Carter diplomacy failed to stop Pak go nuclear: WikiLeaks
Washington: Despite a persistent anxiety over its nuclear programme, the Carter administration failed miserably in efforts to pressurise Pakistan away from fuel enrichment and officials were left "scratching their heads" on how to tackle the problem, newly declassified documents have shown.
The recently declassified US government documents from the Jimmy Carter administration, published on the Internet on Tuesday by the National Security Archive shed light on the critical period in the late 1970s when US first became aware of Pakistan`s nuclear intentions.
The documents show that Pakistani nuclear weapons programme had been a source of anxiety for American policymakers ever since the late 1970s when Washington discovered that metallurgist A Q Khan had stolen blueprints for a gas centrifuge uranium enrichment facility.
The publication of declassified documents comes at a time when WikiLeaks cables reveal the tensions between the US and Pakistan on key nuclear issues, including the security of Pakistan`s nuclear weapons arsenal and the disposal of a stockpile of weapons-grade, highly-enriched uranium.
Analysing the series documents of late 1970s, the National Security Archive said the then Carter administration helped prevent a deal that would have given Pakistan a plutonium production capability, but discovered that it could not do much to prevent that country from producing nuclear weapons fuel with the "dual use" technology that the Khan network was acquiring.

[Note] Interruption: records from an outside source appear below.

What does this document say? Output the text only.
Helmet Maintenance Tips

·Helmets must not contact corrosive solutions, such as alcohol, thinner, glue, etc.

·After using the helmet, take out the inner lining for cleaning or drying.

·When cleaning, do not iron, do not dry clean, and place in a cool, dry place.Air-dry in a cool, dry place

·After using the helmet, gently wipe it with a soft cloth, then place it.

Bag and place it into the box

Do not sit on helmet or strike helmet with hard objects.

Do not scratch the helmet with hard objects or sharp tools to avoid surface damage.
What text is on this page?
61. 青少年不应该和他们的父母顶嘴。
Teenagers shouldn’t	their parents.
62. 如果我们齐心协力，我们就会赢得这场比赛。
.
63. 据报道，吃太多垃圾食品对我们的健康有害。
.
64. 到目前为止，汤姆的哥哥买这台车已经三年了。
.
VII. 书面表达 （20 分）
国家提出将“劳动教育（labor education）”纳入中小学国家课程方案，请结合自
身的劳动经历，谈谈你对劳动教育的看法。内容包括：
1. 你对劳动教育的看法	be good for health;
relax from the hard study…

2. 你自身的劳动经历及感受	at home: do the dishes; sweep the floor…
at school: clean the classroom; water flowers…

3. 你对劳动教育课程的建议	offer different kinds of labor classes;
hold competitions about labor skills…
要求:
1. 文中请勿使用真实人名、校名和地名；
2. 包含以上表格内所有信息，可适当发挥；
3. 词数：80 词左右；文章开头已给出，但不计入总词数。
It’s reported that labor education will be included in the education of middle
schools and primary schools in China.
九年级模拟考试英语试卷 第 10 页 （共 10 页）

Senior US officials concluded that prospects were "poor" for stopping the Pakistani nuclear programme, within months arms controller were "scratching their heads" over how to tackle the problem.
The declassified documents disclose the US government`s complex but unsuccessful efforts to convince Pakistan to turn off the gas centrifuge project.
Besides exerting direct pressure on military dictator General Muhammad Zia-ul-Haq, Washington lobbied key allies and China to pressure Islamabad, but also to cooperate by halting the sale of sensitive technology to Pakistan.
While Washington tried combinations of diplomatic pressure and blandishment to try to dissuade the Pakistanis, it met with strong resistance from Pakistani officials who believed that the country had an "unfettered right to do what it wishes".
By January 1979, US intelligence had estimated that Pakistan was reaching the point where it "may soon acquire all the essential components" for a gas centrifuge plant.
Also in January 1979, US intelligence pushed forward the estimate for a Pakistani bomb to 1982, for a "single device" (plutonium), and to 1983 for the test of a weapon using highly-enriched uranium [HEU], although 1984 was "more likely".